About 2 months into culinary school, my ego was convinced I should be a better cook. I began experimenting with recipes that I previously would never have dreamed about trying…. For Passover I decide to make a whole salmon stuffed with a trio of mousses: spinach, red pepper and potato. I imagined a most impressive presentation with spirals of tricolored mousses contrasting the orange salmon. I shed a few tears as my brother-in-law tried to encourage me through the process.
A few months later at my uncle’s house, I attempted squash gnocchi. They weren’t much better. Thankfully, the audience was equally supportive as I tried to fumble my way through dinner.
Though, I’ve mastered many complicated dishes since graduating from culinary school, I still harbor a little trepidation about squash gnocchi. These winter vegetables straddle into the “starch” classification, but don’t have the binding qualities that Idaho potatoes have, making them more challenging than regular potato for gnocchi and other dumplings. And like the spinach and bell peppers of the mousse fiasco, they have a high water content which requires extra flour as a binder, and can cause leaden dumplings.
A few weeks ago, I decided to tackle the squash gnocchi again. I figured that 20 years was enough time to get over the old wounds and develop a repertoire of skills to get me through.
My first attempt was a mediocre at best… based on my research, I thought I’d be able to roll out the gnocchi by hand as I do with regular potato.

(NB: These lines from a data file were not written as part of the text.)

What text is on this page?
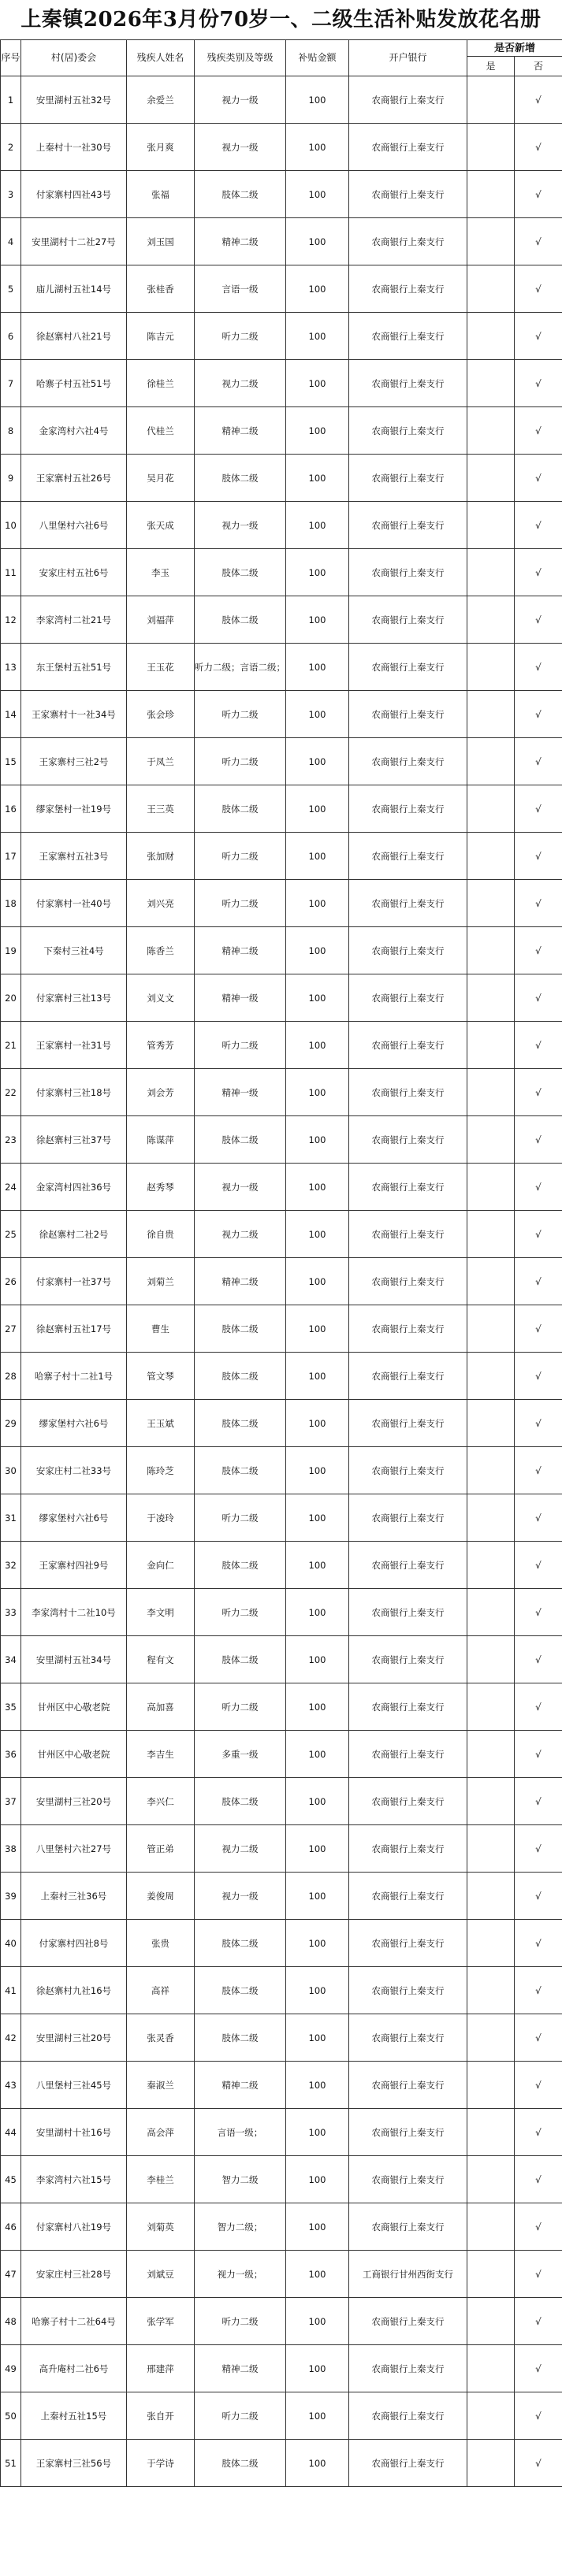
上秦镇2026年3月份70岁一、二级生活补贴发放花名册
序号	村(居)委会	残疾人姓名	残疾类别及等级	补贴金额	开户银行	是否新增	
						是	否
1	安里湖村五社32号	余爱兰	视力一级	100	农商银行上秦支行		√
2	上秦村十一社30号	张月爽	视力一级	100	农商银行上秦支行		√
3	付家寨村四社43号	张福	肢体二级	100	农商银行上秦支行		√
4	安里湖村十二社27号	刘玉国	精神二级	100	农商银行上秦支行		√
5	庙儿湖村五社14号	张桂香	言语一级	100	农商银行上秦支行		√
6	徐赵寨村八社21号	陈吉元	听力二级	100	农商银行上秦支行		√
7	哈寨子村五社51号	徐桂兰	视力二级	100	农商银行上秦支行		√
8	金家湾村六社4号	代桂兰	精神二级	100	农商银行上秦支行		√
9	王家寨村五社26号	吴月花	肢体二级	100	农商银行上秦支行		√
10	八里堡村六社6号	张天成	视力一级	100	农商银行上秦支行		√
11	安家庄村五社6号	李玉	肢体二级	100	农商银行上秦支行		√
12	李家湾村二社21号	刘福萍	肢体二级	100	农商银行上秦支行		√
13	东王堡村五社51号	王玉花	听力二级；言语二级；	100	农商银行上秦支行		√
14	王家寨村十一社34号	张会珍	听力二级	100	农商银行上秦支行		√
15	王家寨村三社2号	于凤兰	听力二级	100	农商银行上秦支行		√
16	缪家堡村一社19号	王三英	肢体二级	100	农商银行上秦支行		√
17	王家寨村五社3号	张加财	听力二级	100	农商银行上秦支行		√
18	付家寨村一社40号	刘兴亮	听力二级	100	农商银行上秦支行		√
19	下秦村三社4号	陈香兰	精神二级	100	农商银行上秦支行		√
20	付家寨村三社13号	刘义文	精神一级	100	农商银行上秦支行		√
21	王家寨村一社31号	管秀芳	听力二级	100	农商银行上秦支行		√
22	付家寨村三社18号	刘会芳	精神一级	100	农商银行上秦支行		√
23	徐赵寨村三社37号	陈谋萍	肢体二级	100	农商银行上秦支行		√
24	金家湾村四社36号	赵秀琴	视力一级	100	农商银行上秦支行		√
25	徐赵寨村二社2号	徐自贵	视力二级	100	农商银行上秦支行		√
26	付家寨村一社37号	刘菊兰	精神二级	100	农商银行上秦支行		√
27	徐赵寨村五社17号	曹生	肢体二级	100	农商银行上秦支行		√
28	哈寨子村十二社1号	管文琴	肢体二级	100	农商银行上秦支行		√
29	缪家堡村六社6号	王玉斌	肢体二级	100	农商银行上秦支行		√
30	安家庄村二社33号	陈玲芝	肢体二级	100	农商银行上秦支行		√
31	缪家堡村六社6号	于凌玲	听力二级	100	农商银行上秦支行		√
32	王家寨村四社9号	金向仁	肢体二级	100	农商银行上秦支行		√
33	李家湾村十二社10号	李文明	听力二级	100	农商银行上秦支行		√
34	安里湖村五社34号	程有文	肢体二级	100	农商银行上秦支行		√
35	甘州区中心敬老院	高加喜	听力二级	100	农商银行上秦支行		√
36	甘州区中心敬老院	李吉生	多重一级	100	农商银行上秦支行		√
37	安里湖村三社20号	李兴仁	肢体二级	100	农商银行上秦支行		√
38	八里堡村六社27号	管正弟	视力二级	100	农商银行上秦支行		√
39	上秦村三社36号	姜俊周	视力一级	100	农商银行上秦支行		√
40	付家寨村四社8号	张贵	肢体二级	100	农商银行上秦支行		√
41	徐赵寨村九社16号	高祥	肢体二级	100	农商银行上秦支行		√
42	安里湖村三社20号	张灵香	肢体二级	100	农商银行上秦支行		√
43	八里堡村三社45号	秦淑兰	精神二级	100	农商银行上秦支行		√
44	安里湖村十社16号	高会萍	言语一级；	100	农商银行上秦支行		√
45	李家湾村六社15号	李桂兰	智力二级	100	农商银行上秦支行		√
46	付家寨村八社19号	刘菊英	智力二级；	100	农商银行上秦支行		√
47	安家庄村三社28号	刘斌豆	视力一级；	100	工商银行甘州西街支行		√
48	哈寨子村十二社64号	张学军	听力二级	100	农商银行上秦支行		√
49	高升庵村二社6号	邢建萍	精神二级	100	农商银行上秦支行		√
50	上秦村五社15号	张自开	听力二级	100	农商银行上秦支行		√
51	王家寨村三社56号	于学诗	肢体二级	100	农商银行上秦支行		√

The dough was so wet that I kept adding flour and more flour… to the point that I knew I’d have dense dumplings (and based on the comments from my matzah ball post, I know that a loud minority actually prefer this).
Attempt #2: I got the brilliant idea to pipe the dough into the boiling water. This allowed for a wetter, lighter dough, and worked much better. I served these with roast duck, but the duck skin cracklings stole the show.
Since I wanted to blog about these, I recreated this recipe for Thanksgiving. And as delicious as they were, they were upstaged a second time. This time, I tossed them with Brussels sprouts from the garden which were roasted with bacon.
The dumplings are great, but are easily upstaged.
Squash Gnocchi
1 butternut squash
1 acorn squash
1 ½ cup flour
2 eggs
½ tsp. curry powder
1 tsp. salt
½ tsp. baking powder (optional)
1 cup chicken broth or 2 tbs. butter
1. Cut squash in half. Put on a baking sheet, cut side down. Add water to the pan, and bake at 350 for 40 minutes or until squash are tender. It may be necessary to add more water to the pan if it all evaporates.
2. Let squash cool. Scoop out seeds and discard.
3. Scoop out pulp into a food processor and blend until smooth. Measure out one cup of puree (set aside the remainder for soup or another favorite recipe). Add flour, eggs, curry powder, salt and baking powder. Blend in food processor minimally, just until smooth.
4. Bring a large pot of water to a boil. Season with salt.
5. Fill a piping bag with a large plain tip. Fill with gnocchi filling. Gently pipe out ¾” logs, and then cut off into the water with a butter knife. Boil for 2 minutes. Scoop out with a slotted spoon into a dish with either the butter or chicken broth (this will keep the dumplings from sticking together before serving.
6. It may be necessary to cook the dumplings in batches.
Serve with Brussels sprouts, duck or turkey.